I was wiring up a LangGraph agent today — parent graph calling a subgraph — and hit a wall trying to understand how data flows between them.
The docs say subgraphs work via shared channel names. That phrase sat there, doing nothing for me, until I actually dug in.
Here's what it means.
Channels are just your state keys
In LangGraph, your state is a TypedDict. Every key in that dict is called a channel.
class ParentState(TypedDict):
messages: list # channel: "messages"
user_id: str # channel: "user_id"
That's it. No magic. A channel is a named slot in your state.
The "shared" part is where it clicks
When your subgraph has a key with the same name as the parent, LangGraph automatically maps data in and out. No explicit wiring needed.
class ParentState(TypedDict):
messages: list # shared
user_id: str # shared
final_output: str
class SubgraphState(TypedDict):
messages: list # ✅ same name — gets auto-mapped
user_id: str # ✅ same name — gets auto-mapped
temp_data: str # only lives inside the subgraph
When the parent invokes the subgraph, messages and user_id flow in automatically. When the subgraph finishes, those same keys flow back out and update the parent state.
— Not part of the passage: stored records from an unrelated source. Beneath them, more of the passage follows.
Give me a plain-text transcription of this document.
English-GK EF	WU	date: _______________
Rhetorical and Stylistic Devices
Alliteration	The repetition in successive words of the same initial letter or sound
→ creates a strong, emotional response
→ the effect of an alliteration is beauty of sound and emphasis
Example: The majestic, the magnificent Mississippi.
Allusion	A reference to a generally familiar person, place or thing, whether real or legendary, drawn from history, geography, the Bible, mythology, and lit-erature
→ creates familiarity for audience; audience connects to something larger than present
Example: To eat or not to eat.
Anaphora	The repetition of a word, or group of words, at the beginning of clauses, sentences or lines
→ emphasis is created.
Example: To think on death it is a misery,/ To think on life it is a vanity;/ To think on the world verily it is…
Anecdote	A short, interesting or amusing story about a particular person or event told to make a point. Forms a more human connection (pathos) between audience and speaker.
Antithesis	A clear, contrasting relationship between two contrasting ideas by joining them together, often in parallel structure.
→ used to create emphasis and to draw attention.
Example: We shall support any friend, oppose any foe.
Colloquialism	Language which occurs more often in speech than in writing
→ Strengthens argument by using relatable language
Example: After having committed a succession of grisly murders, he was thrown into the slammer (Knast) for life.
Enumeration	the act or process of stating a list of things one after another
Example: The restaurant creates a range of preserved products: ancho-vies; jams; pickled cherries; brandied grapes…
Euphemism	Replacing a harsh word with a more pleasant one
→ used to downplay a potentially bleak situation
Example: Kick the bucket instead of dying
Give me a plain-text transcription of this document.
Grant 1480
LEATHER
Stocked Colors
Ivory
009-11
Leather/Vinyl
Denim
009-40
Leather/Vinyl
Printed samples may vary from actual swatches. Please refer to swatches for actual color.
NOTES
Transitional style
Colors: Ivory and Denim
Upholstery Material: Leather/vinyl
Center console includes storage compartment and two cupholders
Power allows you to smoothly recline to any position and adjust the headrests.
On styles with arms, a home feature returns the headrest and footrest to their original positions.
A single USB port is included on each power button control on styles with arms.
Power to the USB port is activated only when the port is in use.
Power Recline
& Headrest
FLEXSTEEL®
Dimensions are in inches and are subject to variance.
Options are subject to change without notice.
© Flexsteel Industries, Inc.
temp_data? It stays inside the subgraph and gets dropped when it exits.
A quick mental model
Think of it like function scope, but for graph state:
![]()
The parent never knew about temp_data. The subgraph never knew about final_output. Only the overlap gets synced.
Why this matters in practice
This means your subgraph is reusable. It doesn't need to know the full shape of every parent graph that might call it. As long as the keys it needs exist in the parent under the same name, it just works.
It also means you can use the subgraph as a clean isolation boundary — internal working state stays internal, and only the agreed-upon keys get surfaced back up.
Once I understood this, the subgraph wiring made complete sense. The name matching is the contract between parent and child.